Intanto quell'angusto passo rimase aperto, dentro e fuori la città; e il nemico, verso mezzanotte, potè farvi sfilare in doppia colonna, fra le ruine delle ardenti case, i suoi battaglioni.
Nella quinta giornata tutta la Cisalpina era in armi. Dal lago Maggiore giunse, quella sera, a Varese la colonna di Luvino e Macagno; a Gallarate giunse da Angera la colonna Simonetta. Ve ne giunse altra da Varese, di 800 uomini, armata in parte coi fucili dei croati, e preceduta dai carabinieri ticinesi di Ramella. Ancora 450 si accingevano a partir di Varese il dì appresso; e il vecchio preposto d'Arcisate vi arrivò alla testa de' suoi, "a cavallo, cinto di spada, inalberando fra le turbe giulive un immenso crocifisso. Il giorno si chiuse fra gli inni a Pio IX e alla libertà".

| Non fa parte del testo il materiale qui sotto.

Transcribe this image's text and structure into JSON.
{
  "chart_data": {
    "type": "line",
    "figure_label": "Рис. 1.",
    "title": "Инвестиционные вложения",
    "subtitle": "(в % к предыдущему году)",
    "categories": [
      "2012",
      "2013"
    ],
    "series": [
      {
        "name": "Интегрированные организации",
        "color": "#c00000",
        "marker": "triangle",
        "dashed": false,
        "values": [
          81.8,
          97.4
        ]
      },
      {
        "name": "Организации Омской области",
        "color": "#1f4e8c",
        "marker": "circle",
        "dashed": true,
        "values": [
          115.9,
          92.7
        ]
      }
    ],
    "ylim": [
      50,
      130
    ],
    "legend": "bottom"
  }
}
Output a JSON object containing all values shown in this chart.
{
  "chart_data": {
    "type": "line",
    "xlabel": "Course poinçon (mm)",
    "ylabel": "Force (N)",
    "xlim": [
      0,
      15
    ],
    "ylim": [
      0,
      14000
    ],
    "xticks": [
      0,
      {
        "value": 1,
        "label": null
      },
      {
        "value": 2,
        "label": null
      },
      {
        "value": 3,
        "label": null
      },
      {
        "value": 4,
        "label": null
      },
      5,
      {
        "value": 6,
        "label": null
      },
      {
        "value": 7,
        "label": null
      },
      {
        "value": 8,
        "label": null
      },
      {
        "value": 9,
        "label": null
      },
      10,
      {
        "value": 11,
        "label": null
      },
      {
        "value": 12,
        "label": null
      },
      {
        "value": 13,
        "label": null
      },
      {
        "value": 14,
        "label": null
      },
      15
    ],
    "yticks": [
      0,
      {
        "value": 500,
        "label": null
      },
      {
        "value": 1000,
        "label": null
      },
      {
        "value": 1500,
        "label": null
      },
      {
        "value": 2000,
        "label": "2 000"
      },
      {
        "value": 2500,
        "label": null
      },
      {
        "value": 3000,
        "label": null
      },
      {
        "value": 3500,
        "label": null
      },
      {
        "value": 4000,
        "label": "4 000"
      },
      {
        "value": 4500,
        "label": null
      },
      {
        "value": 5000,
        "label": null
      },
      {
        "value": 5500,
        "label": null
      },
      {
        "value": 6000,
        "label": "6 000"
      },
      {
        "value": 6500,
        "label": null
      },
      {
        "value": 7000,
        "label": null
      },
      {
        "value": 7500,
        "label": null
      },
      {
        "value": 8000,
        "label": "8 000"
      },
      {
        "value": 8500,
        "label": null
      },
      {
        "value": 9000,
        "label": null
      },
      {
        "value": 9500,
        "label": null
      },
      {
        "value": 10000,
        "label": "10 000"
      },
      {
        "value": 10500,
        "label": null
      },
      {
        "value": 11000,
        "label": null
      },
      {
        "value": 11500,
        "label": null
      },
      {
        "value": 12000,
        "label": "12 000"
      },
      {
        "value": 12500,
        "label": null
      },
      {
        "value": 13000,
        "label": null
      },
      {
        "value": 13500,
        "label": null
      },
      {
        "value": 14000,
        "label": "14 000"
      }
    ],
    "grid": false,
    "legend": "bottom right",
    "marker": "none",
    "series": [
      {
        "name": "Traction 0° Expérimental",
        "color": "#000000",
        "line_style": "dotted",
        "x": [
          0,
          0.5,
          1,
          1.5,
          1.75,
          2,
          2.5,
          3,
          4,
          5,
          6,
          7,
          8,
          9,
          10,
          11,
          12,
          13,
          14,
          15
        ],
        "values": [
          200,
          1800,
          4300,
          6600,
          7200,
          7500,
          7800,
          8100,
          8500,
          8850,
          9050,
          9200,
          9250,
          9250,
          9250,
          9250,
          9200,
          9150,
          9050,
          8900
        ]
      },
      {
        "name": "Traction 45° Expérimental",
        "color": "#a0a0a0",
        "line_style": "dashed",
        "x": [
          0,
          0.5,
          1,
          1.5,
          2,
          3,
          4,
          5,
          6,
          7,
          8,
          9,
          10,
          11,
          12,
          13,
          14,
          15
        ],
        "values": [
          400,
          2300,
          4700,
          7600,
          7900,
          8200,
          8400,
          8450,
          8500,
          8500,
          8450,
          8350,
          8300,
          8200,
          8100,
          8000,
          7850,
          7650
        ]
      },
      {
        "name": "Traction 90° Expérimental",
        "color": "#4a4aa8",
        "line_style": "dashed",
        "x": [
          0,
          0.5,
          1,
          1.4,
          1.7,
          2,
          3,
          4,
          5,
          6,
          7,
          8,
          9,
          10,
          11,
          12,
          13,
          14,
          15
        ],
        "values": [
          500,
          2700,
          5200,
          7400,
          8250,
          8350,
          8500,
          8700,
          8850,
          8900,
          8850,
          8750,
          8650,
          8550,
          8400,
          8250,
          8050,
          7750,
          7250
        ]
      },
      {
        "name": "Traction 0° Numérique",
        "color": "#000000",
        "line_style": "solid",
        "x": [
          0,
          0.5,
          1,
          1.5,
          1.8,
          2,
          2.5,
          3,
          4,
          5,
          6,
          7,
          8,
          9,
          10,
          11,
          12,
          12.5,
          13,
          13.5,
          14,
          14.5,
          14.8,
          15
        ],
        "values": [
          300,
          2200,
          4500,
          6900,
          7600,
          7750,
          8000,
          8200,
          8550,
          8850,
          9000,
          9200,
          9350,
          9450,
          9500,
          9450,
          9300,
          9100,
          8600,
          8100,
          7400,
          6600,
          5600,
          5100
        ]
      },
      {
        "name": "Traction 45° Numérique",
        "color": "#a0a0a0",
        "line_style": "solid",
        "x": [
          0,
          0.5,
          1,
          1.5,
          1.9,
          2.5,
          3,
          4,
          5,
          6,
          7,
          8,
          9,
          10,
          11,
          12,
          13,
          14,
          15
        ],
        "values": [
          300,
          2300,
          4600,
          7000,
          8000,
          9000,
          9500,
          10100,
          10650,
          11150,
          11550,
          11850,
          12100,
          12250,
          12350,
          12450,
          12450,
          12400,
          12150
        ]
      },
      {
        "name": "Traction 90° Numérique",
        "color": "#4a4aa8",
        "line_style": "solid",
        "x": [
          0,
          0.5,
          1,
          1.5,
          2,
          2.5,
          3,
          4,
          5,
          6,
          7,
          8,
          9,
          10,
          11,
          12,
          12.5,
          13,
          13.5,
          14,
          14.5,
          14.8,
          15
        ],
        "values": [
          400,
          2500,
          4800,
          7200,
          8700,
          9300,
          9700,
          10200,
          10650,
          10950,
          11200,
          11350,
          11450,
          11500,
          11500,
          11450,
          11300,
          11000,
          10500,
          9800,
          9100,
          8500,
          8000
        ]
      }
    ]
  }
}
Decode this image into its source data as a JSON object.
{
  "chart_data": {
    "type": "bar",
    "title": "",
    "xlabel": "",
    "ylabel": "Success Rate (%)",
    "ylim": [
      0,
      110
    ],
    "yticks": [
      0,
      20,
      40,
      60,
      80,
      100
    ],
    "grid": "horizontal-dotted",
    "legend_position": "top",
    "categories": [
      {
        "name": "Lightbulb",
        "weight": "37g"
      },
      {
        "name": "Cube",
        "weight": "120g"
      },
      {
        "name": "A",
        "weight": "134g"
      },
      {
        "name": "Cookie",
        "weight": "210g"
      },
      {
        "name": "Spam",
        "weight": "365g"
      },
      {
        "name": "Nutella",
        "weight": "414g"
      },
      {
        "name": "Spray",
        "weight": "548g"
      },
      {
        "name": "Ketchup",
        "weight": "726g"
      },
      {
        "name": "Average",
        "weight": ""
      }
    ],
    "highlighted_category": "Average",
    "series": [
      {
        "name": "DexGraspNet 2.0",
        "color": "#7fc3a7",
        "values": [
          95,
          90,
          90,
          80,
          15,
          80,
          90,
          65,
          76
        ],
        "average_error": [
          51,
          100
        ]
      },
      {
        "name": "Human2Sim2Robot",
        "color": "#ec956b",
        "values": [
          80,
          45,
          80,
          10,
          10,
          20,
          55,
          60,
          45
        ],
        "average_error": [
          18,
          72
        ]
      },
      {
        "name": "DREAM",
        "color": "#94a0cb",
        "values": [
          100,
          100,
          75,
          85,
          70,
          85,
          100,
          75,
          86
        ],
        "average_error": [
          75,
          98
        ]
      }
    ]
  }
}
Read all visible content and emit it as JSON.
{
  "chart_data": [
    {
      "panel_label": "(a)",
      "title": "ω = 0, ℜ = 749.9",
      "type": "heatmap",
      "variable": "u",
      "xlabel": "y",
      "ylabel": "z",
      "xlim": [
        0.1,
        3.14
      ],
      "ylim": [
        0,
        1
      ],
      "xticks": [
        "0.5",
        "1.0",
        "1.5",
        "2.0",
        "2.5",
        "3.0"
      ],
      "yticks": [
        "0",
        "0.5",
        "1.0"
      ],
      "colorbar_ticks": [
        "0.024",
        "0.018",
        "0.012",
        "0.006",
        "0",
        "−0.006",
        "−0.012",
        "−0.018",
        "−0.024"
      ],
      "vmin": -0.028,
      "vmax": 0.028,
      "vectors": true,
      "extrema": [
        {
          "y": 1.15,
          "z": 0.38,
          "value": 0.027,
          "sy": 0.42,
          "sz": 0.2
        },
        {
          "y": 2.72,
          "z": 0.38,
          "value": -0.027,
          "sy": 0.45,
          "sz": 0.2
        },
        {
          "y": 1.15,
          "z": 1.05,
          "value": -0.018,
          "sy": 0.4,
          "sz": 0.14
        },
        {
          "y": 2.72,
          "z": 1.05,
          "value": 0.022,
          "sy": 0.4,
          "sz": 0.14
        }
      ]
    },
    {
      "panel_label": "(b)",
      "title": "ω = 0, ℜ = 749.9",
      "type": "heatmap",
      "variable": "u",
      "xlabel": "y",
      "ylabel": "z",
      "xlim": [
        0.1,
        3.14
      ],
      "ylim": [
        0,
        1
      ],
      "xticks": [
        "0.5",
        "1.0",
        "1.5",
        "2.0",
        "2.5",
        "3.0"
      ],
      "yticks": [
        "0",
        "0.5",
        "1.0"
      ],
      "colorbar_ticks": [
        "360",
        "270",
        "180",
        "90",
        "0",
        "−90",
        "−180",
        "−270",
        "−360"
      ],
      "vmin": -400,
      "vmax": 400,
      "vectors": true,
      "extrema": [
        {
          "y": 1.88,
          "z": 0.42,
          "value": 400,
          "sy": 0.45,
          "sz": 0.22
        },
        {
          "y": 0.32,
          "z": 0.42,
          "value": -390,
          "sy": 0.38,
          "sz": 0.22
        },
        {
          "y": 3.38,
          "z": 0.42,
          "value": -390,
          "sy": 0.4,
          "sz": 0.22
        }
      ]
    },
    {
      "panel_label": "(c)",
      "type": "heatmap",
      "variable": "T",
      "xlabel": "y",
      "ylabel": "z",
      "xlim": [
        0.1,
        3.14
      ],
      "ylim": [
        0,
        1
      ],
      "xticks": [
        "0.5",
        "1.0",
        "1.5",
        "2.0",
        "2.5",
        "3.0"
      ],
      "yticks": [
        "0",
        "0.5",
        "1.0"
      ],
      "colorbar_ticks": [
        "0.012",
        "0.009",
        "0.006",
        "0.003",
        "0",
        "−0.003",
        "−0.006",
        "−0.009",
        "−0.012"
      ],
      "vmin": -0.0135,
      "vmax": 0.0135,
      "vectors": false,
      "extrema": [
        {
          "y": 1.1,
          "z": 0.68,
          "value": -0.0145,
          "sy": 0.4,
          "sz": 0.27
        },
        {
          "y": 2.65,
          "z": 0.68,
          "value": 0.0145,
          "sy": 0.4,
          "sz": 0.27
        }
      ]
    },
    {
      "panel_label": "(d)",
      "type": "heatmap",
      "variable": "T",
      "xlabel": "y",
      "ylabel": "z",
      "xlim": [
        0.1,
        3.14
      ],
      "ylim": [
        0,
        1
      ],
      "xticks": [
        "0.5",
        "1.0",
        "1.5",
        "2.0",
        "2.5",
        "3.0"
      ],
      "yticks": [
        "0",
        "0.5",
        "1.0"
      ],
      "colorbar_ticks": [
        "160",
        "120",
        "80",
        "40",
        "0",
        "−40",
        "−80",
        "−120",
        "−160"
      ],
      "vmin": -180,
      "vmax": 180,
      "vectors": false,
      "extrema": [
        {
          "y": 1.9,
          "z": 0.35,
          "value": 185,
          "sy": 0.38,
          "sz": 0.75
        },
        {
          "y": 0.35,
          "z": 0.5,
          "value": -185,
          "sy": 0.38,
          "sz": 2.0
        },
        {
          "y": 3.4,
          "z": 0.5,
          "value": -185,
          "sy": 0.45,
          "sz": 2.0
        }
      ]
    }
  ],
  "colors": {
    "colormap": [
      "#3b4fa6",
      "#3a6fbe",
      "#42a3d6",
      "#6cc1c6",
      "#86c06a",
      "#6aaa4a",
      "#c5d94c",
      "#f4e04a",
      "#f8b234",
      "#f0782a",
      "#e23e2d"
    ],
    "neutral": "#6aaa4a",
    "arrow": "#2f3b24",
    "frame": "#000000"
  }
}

A Como, duemila armati, coi ticinesi d'Arcioni, assediavano presso Porta Torre 600 Varasdini e Prohaska; i quali bersagliati di fronte e di fianco, e minacciati d'incendio e di mine, e privi di cibo da 36 ore, si arresero, con un colonnello, tre capitani e la bandiera d'un battaglione. "Uscirono inermi i soldati, comandati dai loro officiali, e schierati nella piazza attendevano gli ordini dei rappresentanti del popolo. Si dispose che a ciascun soldato si somministrasse pane e vino!". Il municipio, senza attender tempo, esortò gli armati al soccorso di Milano: "Noi abbiamo oggi raggiunto i nostri voti, e li avremo compiti, quando sarà cessato l'assedio dei fratelli di Milano; l'accorrere in loro sussidio è dovere, non restando altro a raccomandarsi fuorchè di non frapporre ritardo".